By Matt Tomlin
A Universities UK survey of 2,000 people has recently highlighted that less than half of the British public, 48% to be exact, felt ‘positive’ about the state of universities. 9% were outright ‘negative’ in their feelings towards universities and 13% were uncertain of their opinion and answered ‘don’t know’ in the poll. 31% were neutral about the state of British universities.
Despite the consensus being of a lack of enthusiasm for higher education’s role in society, two thirds of respondents claimed they would encourage their children to go to university. However, 61% of respondents also believed the only justification for getting a degree would be if it offered graduates good job prospects. In answer to a separate question, 58% were of the opinion that the current teaching in universities did not prepare students properly for tasks in the workplace. In addition, 46% saw the expenses of university life as making university courses not worth doing.
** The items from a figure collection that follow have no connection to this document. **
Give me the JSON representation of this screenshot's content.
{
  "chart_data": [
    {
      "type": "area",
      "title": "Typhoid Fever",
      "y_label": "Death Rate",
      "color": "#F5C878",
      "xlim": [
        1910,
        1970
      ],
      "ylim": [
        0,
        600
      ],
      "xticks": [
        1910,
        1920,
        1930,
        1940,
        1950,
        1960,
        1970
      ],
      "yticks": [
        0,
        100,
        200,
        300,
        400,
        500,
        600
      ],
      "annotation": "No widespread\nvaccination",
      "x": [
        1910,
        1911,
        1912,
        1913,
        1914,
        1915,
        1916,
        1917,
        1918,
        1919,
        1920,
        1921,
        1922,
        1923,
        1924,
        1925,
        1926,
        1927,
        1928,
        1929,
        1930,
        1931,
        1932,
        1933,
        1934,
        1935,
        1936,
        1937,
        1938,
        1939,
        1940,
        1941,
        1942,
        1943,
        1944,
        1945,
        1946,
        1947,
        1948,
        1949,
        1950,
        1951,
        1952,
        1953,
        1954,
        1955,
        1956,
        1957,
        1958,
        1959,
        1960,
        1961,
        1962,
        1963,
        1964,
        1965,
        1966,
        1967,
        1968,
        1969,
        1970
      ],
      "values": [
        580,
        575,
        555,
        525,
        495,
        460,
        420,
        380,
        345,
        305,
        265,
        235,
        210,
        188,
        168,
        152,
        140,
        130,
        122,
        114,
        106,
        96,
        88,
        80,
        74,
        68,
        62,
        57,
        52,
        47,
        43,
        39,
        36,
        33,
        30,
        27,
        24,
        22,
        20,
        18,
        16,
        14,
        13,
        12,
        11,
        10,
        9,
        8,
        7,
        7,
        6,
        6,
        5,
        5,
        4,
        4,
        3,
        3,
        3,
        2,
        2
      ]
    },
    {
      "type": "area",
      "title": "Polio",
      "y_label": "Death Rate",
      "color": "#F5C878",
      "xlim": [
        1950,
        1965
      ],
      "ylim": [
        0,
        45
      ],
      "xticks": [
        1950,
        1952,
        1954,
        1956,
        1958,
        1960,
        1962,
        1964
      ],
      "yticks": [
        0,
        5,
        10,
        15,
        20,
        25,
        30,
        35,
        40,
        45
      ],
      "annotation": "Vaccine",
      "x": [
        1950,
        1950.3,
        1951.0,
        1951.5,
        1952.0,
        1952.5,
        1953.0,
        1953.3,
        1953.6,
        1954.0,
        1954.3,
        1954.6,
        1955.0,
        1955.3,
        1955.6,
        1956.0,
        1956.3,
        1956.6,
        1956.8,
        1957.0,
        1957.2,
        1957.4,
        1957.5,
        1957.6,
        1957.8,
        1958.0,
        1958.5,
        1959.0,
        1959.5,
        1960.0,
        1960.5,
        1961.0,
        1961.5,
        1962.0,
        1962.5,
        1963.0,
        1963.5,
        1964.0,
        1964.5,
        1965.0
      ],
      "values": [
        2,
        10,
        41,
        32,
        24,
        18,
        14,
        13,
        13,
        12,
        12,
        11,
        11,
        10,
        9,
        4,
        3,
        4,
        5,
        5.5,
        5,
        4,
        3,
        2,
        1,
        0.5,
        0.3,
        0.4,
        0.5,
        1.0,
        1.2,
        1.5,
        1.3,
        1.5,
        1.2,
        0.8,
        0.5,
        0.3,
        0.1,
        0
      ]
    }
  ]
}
As an overall contribution to modern British society, people rated universities highly with 70% responded that British universities were some of the best in the world. However, there are doubts about the justification of this view as many polled did not go into much detail about research universities have done to better society. Oxford and Cambridge were the universities talked about the most by those who did go into this level of detail.
These statistics come following many issues experienced in the higher education sector in recent weeks. Many British universities are struggling financially and the National Union of Students (NUS) has also been reported to be near bankruptcy.